When we ordered coffee after our delicious lunch at Gourmet’s Cafe last Sunday, bowls of sugar and creamer were placed on our table. As I scooped the sugar, I was surprised at the texture. Although it looked like light brown sugar, the sugar in the bowl was not moist and sticky the way light brown sugar is. The texture is more similar to that of muscovado but it couldn’t be muscovado because muscovado is much darker in color.
Now, I’m not one to fuss about the sugar in my coffee. Organic, non-organic, white, light brown or dark brown — I’ll take any of them except artificial sweetener. So, I proceeded to spoon the mysterious sugar into my cappuccino, sipped my cappuccino contentedly vaguely acknowledging that there was nothing artificial-tasting about the sugar. I would have forgotten my curiosity about its unfamiliar texture had I not found a bottle of similar looking sugar at the shop in front of Gourmet’s Cafe’s main building.
If you’re familiar with the setup at Gourmet’s Cafe, there is a store with a smaller restaurant by the road. The building that houses the main dining area is farther away from the road. After lunch (and after the tour of the farm), we went to the store to see if there was anything interesting. To be more precise, I wanted to find out if the price of Gourmet’s ground coffee was cheaper there.
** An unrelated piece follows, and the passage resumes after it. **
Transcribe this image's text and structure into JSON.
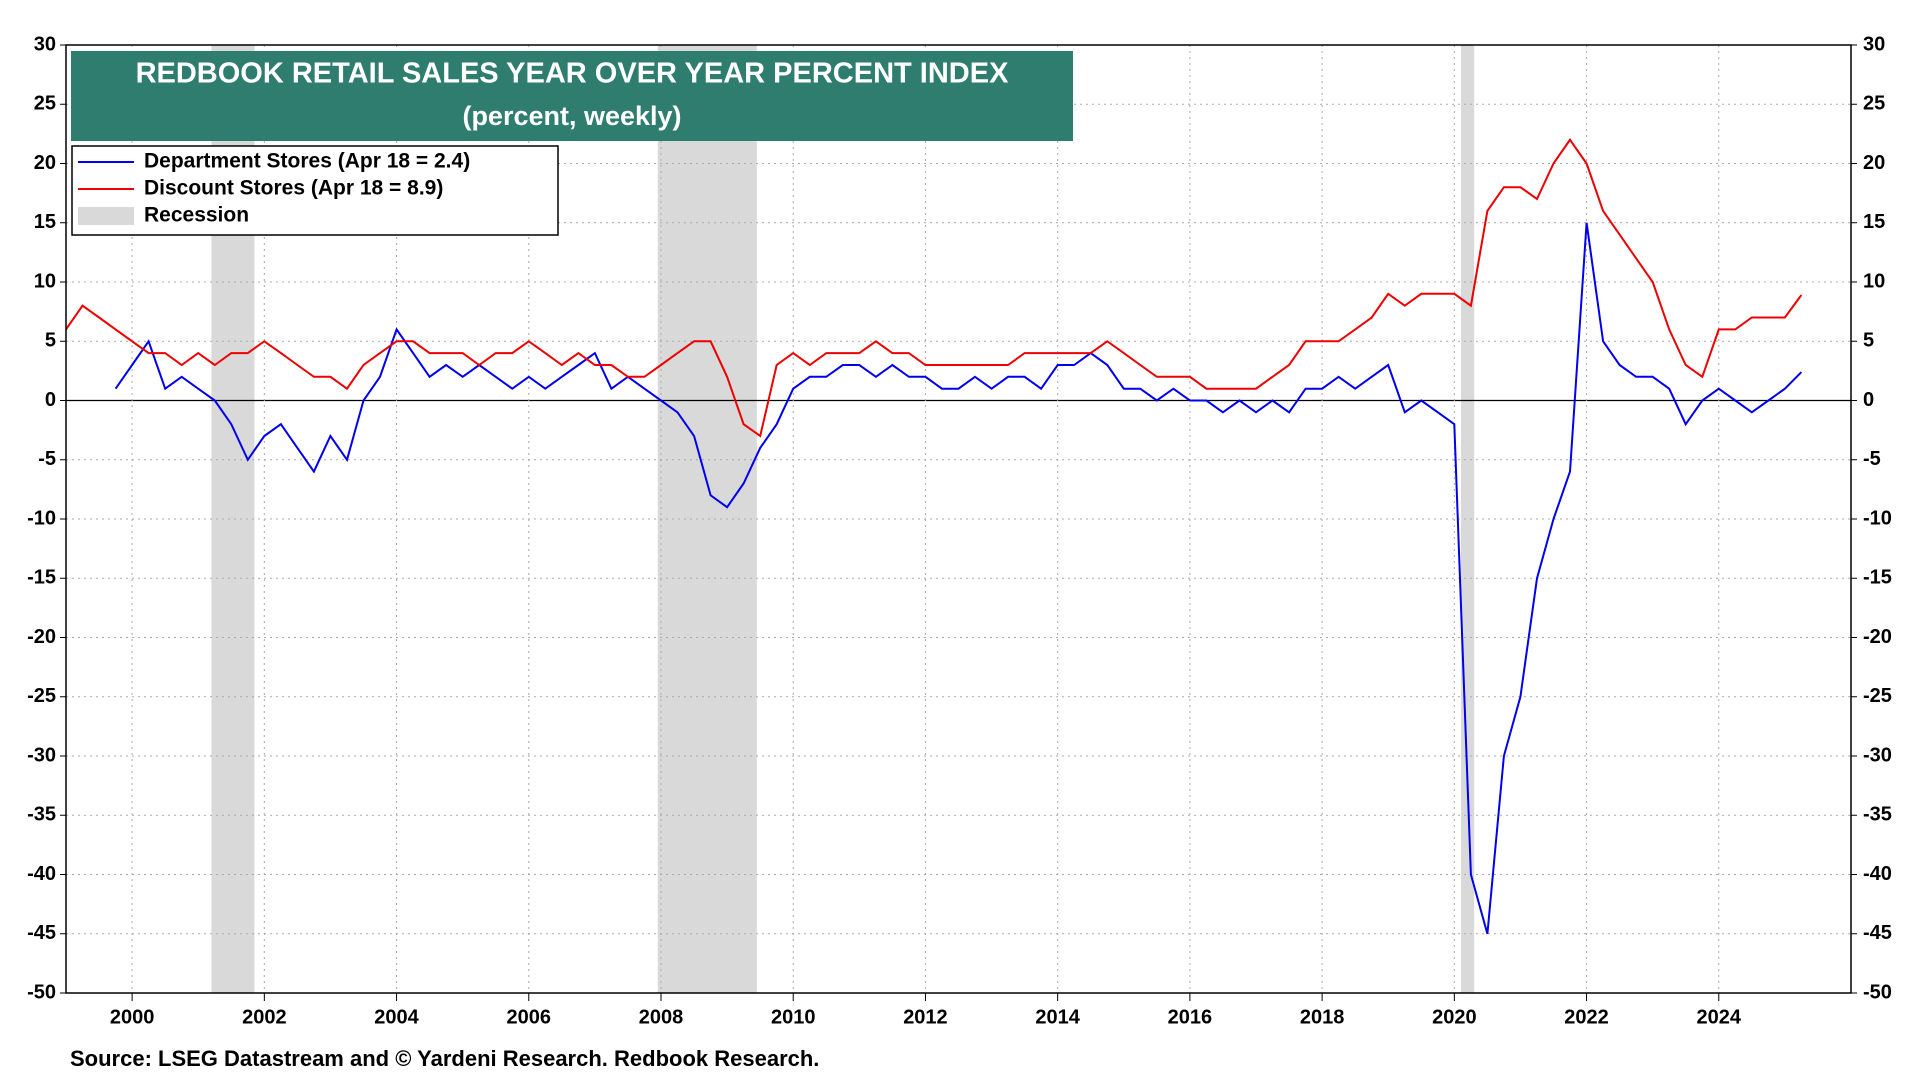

We’re regular consumers of Gourmet’s coffee (I am especially enamored of their hazelnut coffee), I buy my pouches in the supermarket so I wanted to know if I could get the coffee cheaper from the source.
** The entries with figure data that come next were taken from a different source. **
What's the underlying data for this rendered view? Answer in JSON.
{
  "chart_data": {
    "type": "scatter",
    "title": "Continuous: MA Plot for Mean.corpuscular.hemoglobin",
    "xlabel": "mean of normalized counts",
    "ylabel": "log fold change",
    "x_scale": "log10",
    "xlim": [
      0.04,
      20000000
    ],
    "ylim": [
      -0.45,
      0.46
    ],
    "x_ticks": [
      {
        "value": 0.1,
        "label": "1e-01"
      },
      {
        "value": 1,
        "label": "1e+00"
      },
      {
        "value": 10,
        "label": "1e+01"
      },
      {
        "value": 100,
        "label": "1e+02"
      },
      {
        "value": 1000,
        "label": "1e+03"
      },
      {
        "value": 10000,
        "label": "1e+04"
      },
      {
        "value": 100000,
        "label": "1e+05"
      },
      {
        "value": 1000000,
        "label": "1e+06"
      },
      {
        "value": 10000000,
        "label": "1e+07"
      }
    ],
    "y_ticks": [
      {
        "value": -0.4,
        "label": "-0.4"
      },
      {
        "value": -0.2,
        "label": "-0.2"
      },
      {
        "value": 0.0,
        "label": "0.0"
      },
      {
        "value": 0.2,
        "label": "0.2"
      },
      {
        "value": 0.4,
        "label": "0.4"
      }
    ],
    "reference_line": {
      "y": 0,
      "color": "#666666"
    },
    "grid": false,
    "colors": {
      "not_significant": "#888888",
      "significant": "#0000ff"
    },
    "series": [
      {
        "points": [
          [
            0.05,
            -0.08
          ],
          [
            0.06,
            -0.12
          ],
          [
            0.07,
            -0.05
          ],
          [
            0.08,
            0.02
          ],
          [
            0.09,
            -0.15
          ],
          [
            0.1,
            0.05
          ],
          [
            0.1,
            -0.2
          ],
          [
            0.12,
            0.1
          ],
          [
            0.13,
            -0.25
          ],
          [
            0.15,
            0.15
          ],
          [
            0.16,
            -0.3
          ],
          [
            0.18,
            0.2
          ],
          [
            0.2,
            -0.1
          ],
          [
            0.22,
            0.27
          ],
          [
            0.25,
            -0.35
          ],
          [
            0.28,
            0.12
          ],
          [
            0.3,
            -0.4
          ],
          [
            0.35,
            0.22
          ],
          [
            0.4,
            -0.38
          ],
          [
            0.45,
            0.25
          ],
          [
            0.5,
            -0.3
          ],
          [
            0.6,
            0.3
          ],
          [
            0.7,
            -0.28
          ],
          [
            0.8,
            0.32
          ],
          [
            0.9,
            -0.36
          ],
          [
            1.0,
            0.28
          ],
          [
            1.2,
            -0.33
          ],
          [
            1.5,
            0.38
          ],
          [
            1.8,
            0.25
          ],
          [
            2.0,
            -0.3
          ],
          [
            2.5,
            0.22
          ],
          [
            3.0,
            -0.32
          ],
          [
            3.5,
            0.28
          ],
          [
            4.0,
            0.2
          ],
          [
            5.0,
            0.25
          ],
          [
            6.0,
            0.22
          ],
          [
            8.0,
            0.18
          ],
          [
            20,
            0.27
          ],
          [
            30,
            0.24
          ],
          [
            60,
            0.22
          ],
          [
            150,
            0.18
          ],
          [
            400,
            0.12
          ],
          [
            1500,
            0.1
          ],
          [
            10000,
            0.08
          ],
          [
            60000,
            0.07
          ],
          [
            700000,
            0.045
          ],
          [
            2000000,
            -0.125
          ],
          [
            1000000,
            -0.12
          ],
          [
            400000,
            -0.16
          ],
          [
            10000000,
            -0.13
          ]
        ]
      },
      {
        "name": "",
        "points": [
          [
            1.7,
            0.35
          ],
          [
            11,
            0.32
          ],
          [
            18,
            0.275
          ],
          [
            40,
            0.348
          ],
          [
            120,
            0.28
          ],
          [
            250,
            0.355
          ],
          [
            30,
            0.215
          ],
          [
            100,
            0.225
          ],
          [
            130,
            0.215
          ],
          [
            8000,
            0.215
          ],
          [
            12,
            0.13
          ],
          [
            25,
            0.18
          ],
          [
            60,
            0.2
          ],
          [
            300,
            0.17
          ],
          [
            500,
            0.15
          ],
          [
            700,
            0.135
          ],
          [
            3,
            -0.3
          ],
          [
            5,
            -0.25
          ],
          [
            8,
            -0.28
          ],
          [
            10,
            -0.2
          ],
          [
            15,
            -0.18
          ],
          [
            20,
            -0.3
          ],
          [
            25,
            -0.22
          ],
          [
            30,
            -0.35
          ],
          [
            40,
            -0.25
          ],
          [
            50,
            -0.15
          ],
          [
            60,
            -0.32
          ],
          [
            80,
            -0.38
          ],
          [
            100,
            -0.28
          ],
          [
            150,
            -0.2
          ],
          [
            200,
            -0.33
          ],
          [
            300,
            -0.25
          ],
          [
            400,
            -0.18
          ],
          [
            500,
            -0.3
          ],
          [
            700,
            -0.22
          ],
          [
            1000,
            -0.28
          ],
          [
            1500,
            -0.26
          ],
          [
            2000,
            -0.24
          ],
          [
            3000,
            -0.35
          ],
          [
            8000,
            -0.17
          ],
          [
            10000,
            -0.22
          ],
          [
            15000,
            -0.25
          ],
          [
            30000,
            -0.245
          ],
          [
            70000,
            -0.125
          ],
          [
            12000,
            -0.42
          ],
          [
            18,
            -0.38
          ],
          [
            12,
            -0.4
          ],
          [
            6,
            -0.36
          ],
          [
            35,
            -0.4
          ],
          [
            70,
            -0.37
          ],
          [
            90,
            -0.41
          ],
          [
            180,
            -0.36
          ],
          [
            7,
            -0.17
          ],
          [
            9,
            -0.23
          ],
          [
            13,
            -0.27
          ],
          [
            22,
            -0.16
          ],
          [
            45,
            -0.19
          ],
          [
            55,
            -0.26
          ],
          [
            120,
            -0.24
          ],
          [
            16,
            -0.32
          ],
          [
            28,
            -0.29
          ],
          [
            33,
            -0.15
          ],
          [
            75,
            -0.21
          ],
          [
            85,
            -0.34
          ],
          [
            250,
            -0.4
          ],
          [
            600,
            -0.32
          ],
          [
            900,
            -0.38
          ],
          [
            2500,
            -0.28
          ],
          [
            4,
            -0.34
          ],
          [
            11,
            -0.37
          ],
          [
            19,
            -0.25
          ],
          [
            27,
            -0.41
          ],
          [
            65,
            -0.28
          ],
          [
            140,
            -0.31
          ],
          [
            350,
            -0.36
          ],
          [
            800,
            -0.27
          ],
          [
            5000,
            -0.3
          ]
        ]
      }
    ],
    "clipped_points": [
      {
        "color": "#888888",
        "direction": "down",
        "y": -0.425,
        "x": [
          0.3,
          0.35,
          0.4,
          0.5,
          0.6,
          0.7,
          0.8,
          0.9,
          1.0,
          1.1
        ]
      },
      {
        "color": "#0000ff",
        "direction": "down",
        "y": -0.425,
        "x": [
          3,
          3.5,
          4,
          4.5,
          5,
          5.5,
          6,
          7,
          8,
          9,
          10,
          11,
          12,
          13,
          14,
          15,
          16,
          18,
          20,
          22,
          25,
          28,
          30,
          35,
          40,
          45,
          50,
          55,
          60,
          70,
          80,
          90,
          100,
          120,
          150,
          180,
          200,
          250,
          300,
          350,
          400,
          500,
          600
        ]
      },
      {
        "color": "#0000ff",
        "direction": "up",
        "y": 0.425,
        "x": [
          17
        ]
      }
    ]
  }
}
To make a long story short, I found my coffee, the price was the same, but I also found the mysterious sugar. It’s cocosugar made from — coconuts, what else?
I bought a jar. Not cheap. P160.00 for that small jar. If I use it for baking, I’ll go broke.
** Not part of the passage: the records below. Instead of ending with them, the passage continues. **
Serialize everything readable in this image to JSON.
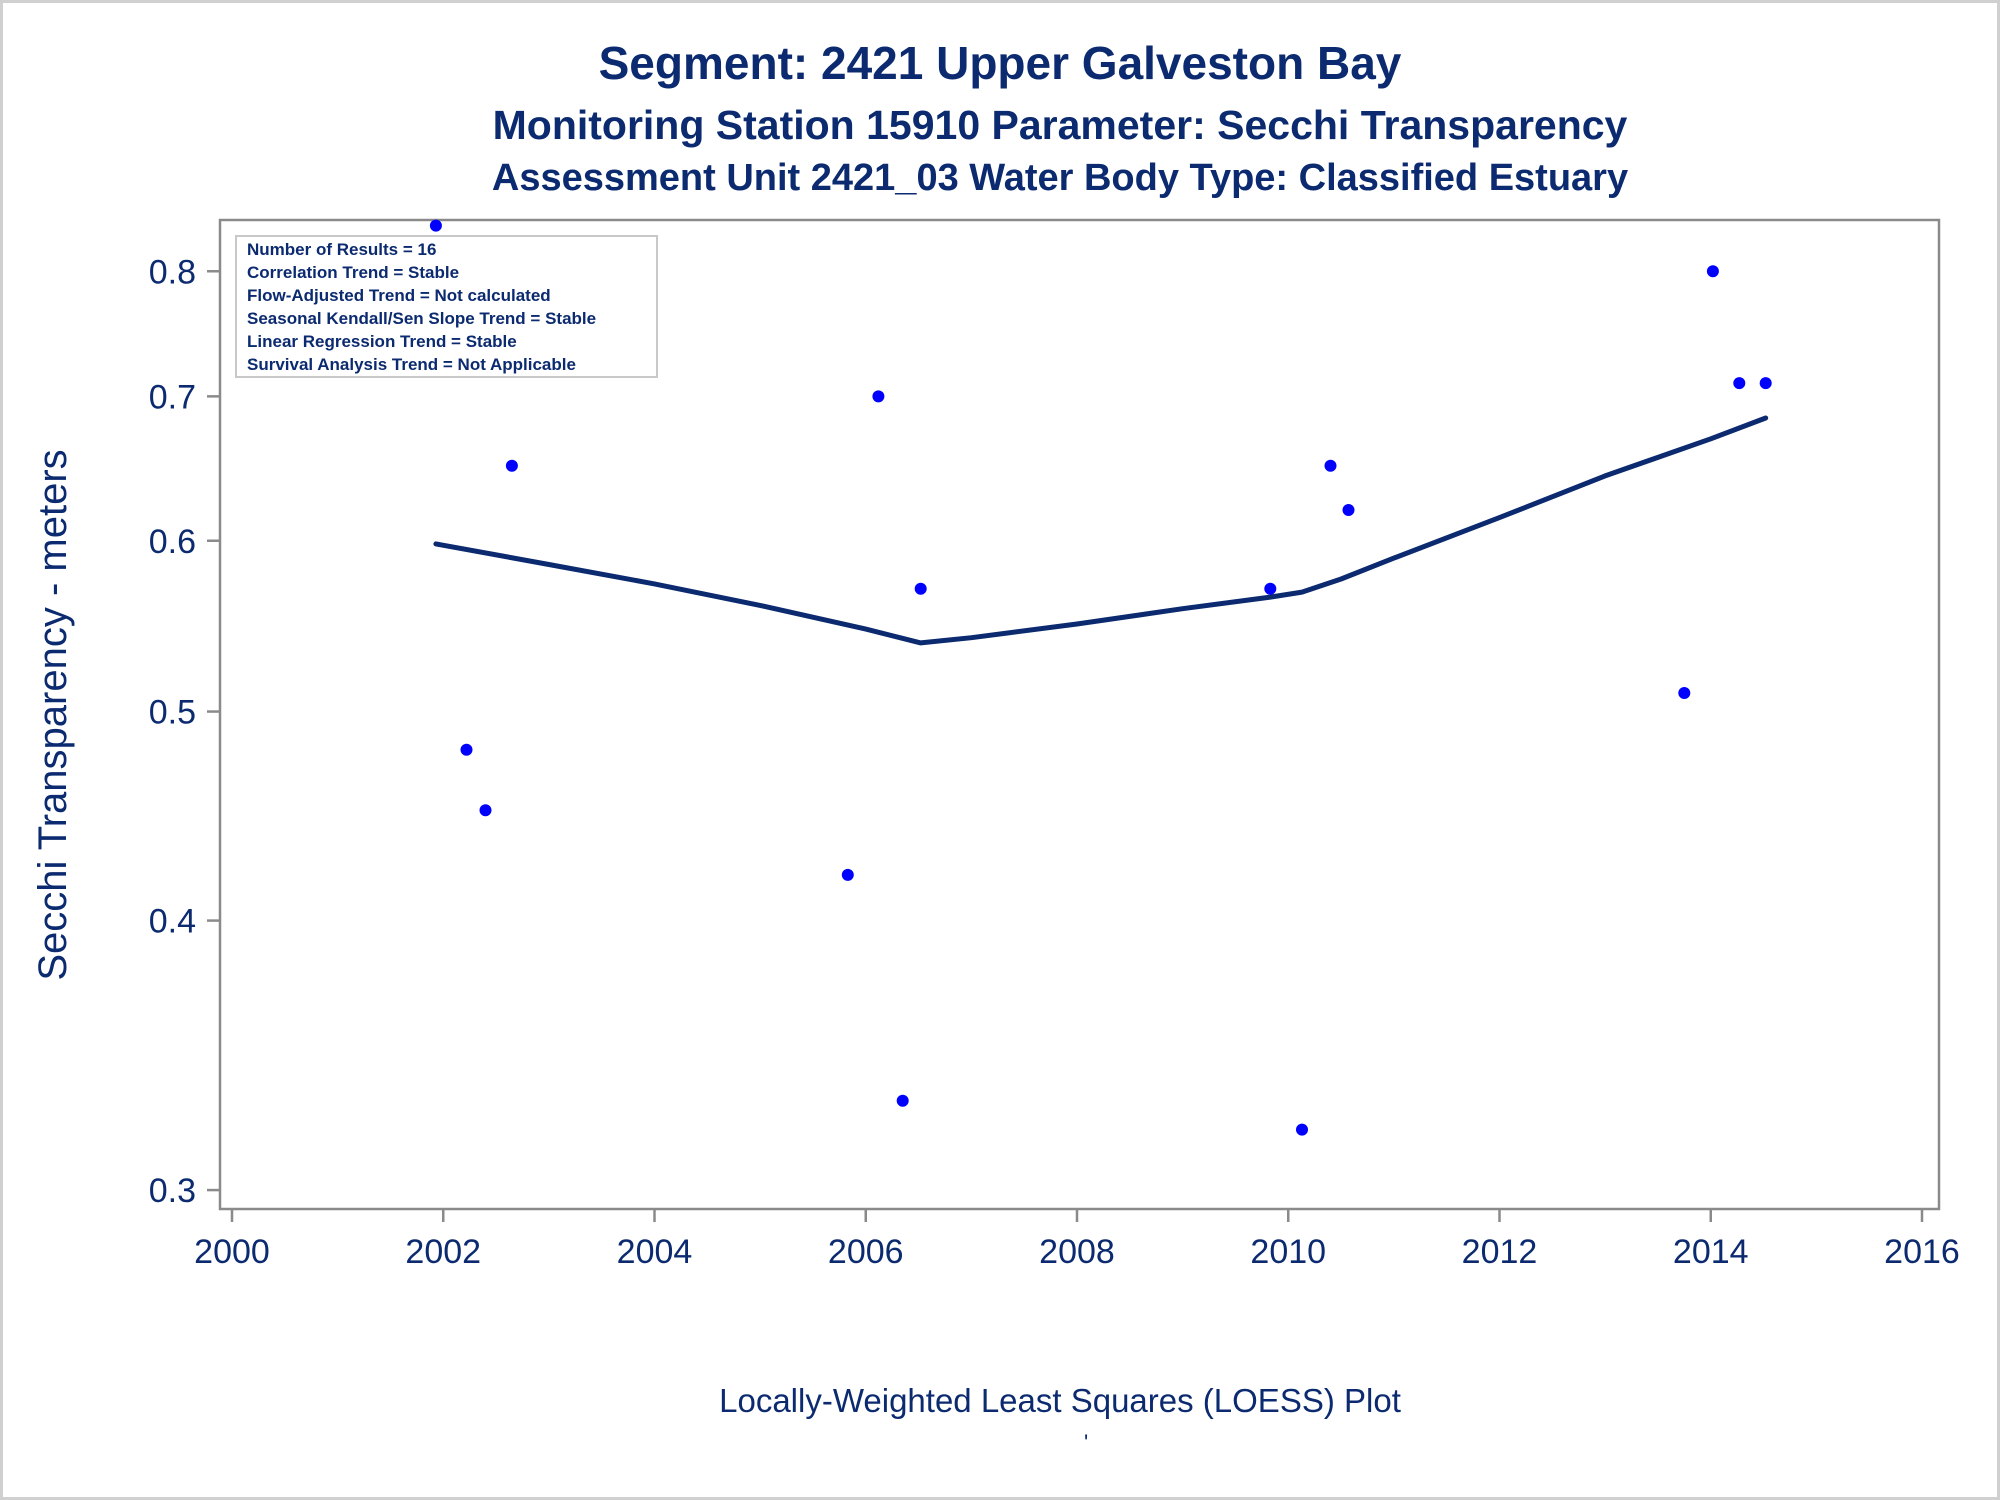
{
  "titles": {
    "line1": "Segment: 2421  Upper Galveston Bay",
    "line2": "Monitoring Station 15910 Parameter: Secchi Transparency",
    "line3": "Assessment Unit 2421_03   Water Body Type: Classified Estuary"
  },
  "footnote": "Locally-Weighted Least Squares (LOESS) Plot",
  "footnote_mark": "'",
  "legend": {
    "items": [
      "Number of Results = 16",
      "Correlation Trend = Stable",
      "Flow-Adjusted Trend = Not calculated",
      "Seasonal Kendall/Sen Slope Trend = Stable",
      "Linear Regression Trend = Stable",
      "Survival Analysis Trend = Not Applicable"
    ]
  },
  "colors": {
    "text": "#0b2a6f",
    "points": "#0000ff",
    "line": "#0b2a6f",
    "axis": "#8a8a8a"
  },
  "chart_data": {
    "type": "scatter",
    "title": "Segment: 2421  Upper Galveston Bay",
    "xlabel": "",
    "ylabel": "Secchi Transparency - meters",
    "xscale": "linear",
    "yscale": "log",
    "xlim": [
      2000,
      2016
    ],
    "ylim": [
      0.294,
      0.845
    ],
    "xticks": [
      2000,
      2002,
      2004,
      2006,
      2008,
      2010,
      2012,
      2014,
      2016
    ],
    "yticks": [
      0.3,
      0.4,
      0.5,
      0.6,
      0.7,
      0.8
    ],
    "ytick_labels": [
      "0.3",
      "0.4",
      "0.5",
      "0.6",
      "0.7",
      "0.8"
    ],
    "grid": false,
    "legend_position": "top-left",
    "series": [
      {
        "kind": "points",
        "x": [
          2001.93,
          2002.22,
          2002.4,
          2002.65,
          2005.83,
          2006.12,
          2006.35,
          2006.52,
          2009.83,
          2010.13,
          2010.4,
          2010.57,
          2013.75,
          2014.02,
          2014.27,
          2014.52
        ],
        "y": [
          0.84,
          0.48,
          0.45,
          0.65,
          0.42,
          0.7,
          0.33,
          0.57,
          0.57,
          0.32,
          0.65,
          0.62,
          0.51,
          0.8,
          0.71,
          0.71
        ]
      },
      {
        "kind": "loess",
        "x": [
          2001.93,
          2003.0,
          2004.0,
          2005.0,
          2006.0,
          2006.52,
          2007.0,
          2008.0,
          2009.0,
          2009.83,
          2010.13,
          2010.5,
          2011.0,
          2012.0,
          2013.0,
          2014.0,
          2014.52
        ],
        "y": [
          0.598,
          0.585,
          0.573,
          0.56,
          0.546,
          0.538,
          0.541,
          0.549,
          0.558,
          0.565,
          0.568,
          0.576,
          0.589,
          0.615,
          0.643,
          0.669,
          0.684
        ]
      }
    ]
  }
}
The question, of course, is that with the abundance of coconuts in this country, why should cocosugar be expensive? Perhaps because the technology is still new, there are still too few producers of cocosugar and, you know, law of supply and demand. High demand and low supply equals high prices. Hopefully, in the near future, there will be more producers of cocosugar and we can all benefit from it.
Why, what’s the big deal about cocosugar except for the high price?
Coconut sugar is a byproduct from coconut sap (toddy) obtained traditionally by boiling freshly harvested sap until it evaporates and thickens then allowed to cool and become granular. Chemical analysis shows it contains higher amount of nutrients compared to brown and refined cane sugar. It has higher amount of nitrogen, phosphorus, potassium, chlorine, magnesium, sulfur and micronutrients levels. Coconut sugar can help in -the proper management and control of diabetes mellitus by lowering the total and LDL cholesterol level.
PCA (Philippine Coconut Authority) said that coconut sugar is good for people with diabetes since it has low glycemic index (GI) of 35. Glycemic index ranks foods on how they affect blood glucose [from Agribusinessweek].
That should be good news for South Beach dieters too.
And for those who prefer organic food, cocosugar — at least, the brand I bought — is organic (made from organically grown coconuts) and has no preservatives.
A doctor also claims that cocosugar might “soon be used as substitute for Viagra becaus of the high glutamic acid content.”
For curiosity’s sake, I will use the cocosugar to bake some cookies or cupcakes to find out how it affects the texture of baked products.